Modeled after the U.S. Nasdaq market, the GEM segment is designed to help China build multilevel capital markets and offer a new financing platform for cash-strapped startup and small businesses that show solid growth potential, especially technology companies.
CRADLE OF GROWTH: China will launch its long-awaited Growth Enterprise Market at the Shenzhen Stock Exchange around August (CHENG XIN)
Furthermore, the GEM will help address the financing difficulties of small and medium-sized enterprises (SMEs).
"The growth board will serve mainly SMEs that cannot meet the qualification requirements for main board listing and provide them a financing channel in order to survive the crisis," said Yao Gang, Vice Chairman of the China Securities Regulatory Commission (CSRC) at a press conference.
No Nasdaq counterpart
Startup companies, investors and venture capitalists have waited a decade for a true growth board in China. But the one the Shenzhen bourse will launch around this August will not be a replica of the Nasdaq, because it will have listing thresholds on candidates' profit track records.
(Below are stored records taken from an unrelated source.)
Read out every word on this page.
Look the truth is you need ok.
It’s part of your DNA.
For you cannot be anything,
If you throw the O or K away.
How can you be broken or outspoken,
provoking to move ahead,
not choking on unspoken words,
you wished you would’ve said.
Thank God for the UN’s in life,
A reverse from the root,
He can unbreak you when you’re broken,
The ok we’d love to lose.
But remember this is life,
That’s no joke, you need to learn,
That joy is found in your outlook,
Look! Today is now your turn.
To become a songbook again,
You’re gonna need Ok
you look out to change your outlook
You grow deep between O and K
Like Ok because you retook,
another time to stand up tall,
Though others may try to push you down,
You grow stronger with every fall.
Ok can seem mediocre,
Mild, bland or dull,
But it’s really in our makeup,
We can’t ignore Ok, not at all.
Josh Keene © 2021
"It's a market serving growth enterprises that have already proven their earning power," said Liu Jipeng, professor with China University of Political Science and Law.
The securities regulator has lowered the listing thresholds for GEM candidates compared with those on the main boards in Shanghai and Shenzhen in terms of capital strength, revenue and profit track record. But a true growth board, such as the Nasdaq, the second board of the Hong Kong Stock Exchange and the Alternative Investment Market (AIM) of the London Stock Exchange, has no profit or revenue requirements.
Liu said the GEM to be launched this year is the second step that China has taken towards establishing a Chinese Nasdaq.
After the dot-com crash at the Nasdaq in 2000, Cheng Siwei, then Vice Chairman of the Standing Committee of the National People's Congress, detected the high risks of having a growth board and emphasized a "prudent and reliable" approach to GEM launch. He proposed a "three-step" approach to establishing the GEM in 2002. Under the proposal, China first would launch an SME market, lower the listing thresholds of the SME market, and separate the GEM function to be an independent board.
China approached the matter prudently, because it believed a second board market should be a real alternative to the main board with stricter requirements. For example, the United States introduced the Nasdaq more than 150 years after the country established a main stock exchange when the main board had shrinking applications of initial public offerings (IPOs), Liu said.
"It's quite a different situation in China," he said. "Decades of high economic growth have accumulated large IPO demands in China, and some of them have just found access to fundraising in the capital markets in recent years."
The CSRC detailed the qualification requirements of the temporary regulations for GEM IPOs on its website on March 31. The regulation will take effect on May 1.